I’m here to tell you, men, that you look fine in that untucked shirt! Maybe. If you don’t, it’s probably not the shirt’s fault.
I just go in assuming every shirt I wear looks bad untucked or otherwise, and it causes me no distress
I am ugly as a mule’s ass, and no longer care.
That reminds me of Abe Simpson’s best insult to Homer: you’re as dumb as a mule and twice as homely.
grumble grumble your fault for not wearing a hoodie now try to get your mom unfucked grumble grumble
I wear all my shirts untucked, but only to keep my modesty as I subscribe to the DFO “NO PANTS” Manifesto…

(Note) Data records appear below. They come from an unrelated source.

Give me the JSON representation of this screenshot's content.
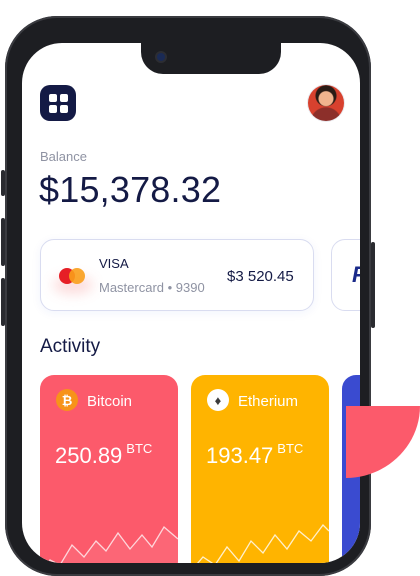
{
  "header": {
    "menu_icon": "grid-icon",
    "avatar_icon": "user-avatar"
  },
  "balance": {
    "label": "Balance",
    "amount": "$15,378.32"
  },
  "card": {
    "name": "VISA",
    "number": "Mastercard • 9390",
    "amount": "$3 520.45",
    "logo_icon": "mastercard-icon"
  },
  "card_secondary": {
    "logo": "P"
  },
  "activity": {
    "title": "Activity",
    "assets": [
      {
        "name": "Bitcoin",
        "icon": "₿",
        "value": "250.89",
        "unit": "BTC",
        "color": "#fc5a6b"
      },
      {
        "name": "Etherium",
        "icon": "♦",
        "value": "193.47",
        "unit": "BTC",
        "color": "#ffb400"
      }
    ]
  },
  "colors": {
    "primary": "#141a45",
    "accent_red": "#fc5a6b",
    "accent_yellow": "#ffb400",
    "accent_blue": "#3a4bd0"
  }
}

Where’s Kevin Federline when you need him?
(is he still alive?)
All my shirts are custom made by my tailor in London so they always look pretty good I guess, tucked in or not. My valet dresses me and would tell me if I looked bad; he has a pretty good eye for stuff like that.
Unless he secretly hates you and is intentionally dressing you like Stevie Wonder.
Unfortunately Brick had the man’s tongue ripped out after he made a joke about Brick’s railroad futures, so we’ll never know what he really thinks.
He was cool with that though; he’s pretty loyal.
No one can accuse him of verbal harassment.
Well, you’re probably not a fatass with a large gut like some of us and, I assume, the target of the ad
Share in the magic:
Booooooooooooooooooooooo
Anyone else with a Deebo! or Tevin decision? And what y’all think?
Nothing screams Canada like Keith Urban.
Better than Loverboy, April Wine, Trooper, Platinum Blonde, et al….
Ricky wants Helix.
Gordon Lightfoot singing from a wheelchair
He was at one a few years ago in Toronto and looked like current day Al Davis.
The Tragically Urban
COMING UP NEXT: New Zealand cokehead Keith Urban sings hillbilly songs of love.
PORQUE YO SOY GEORGE KITTLE Y TENGO…un tobillo jodido
Next week, Scotchy blows the hospital up, just to be sure.
Ole Chet here has you short one dead hobo on the season. I trust you’ll make up the difference.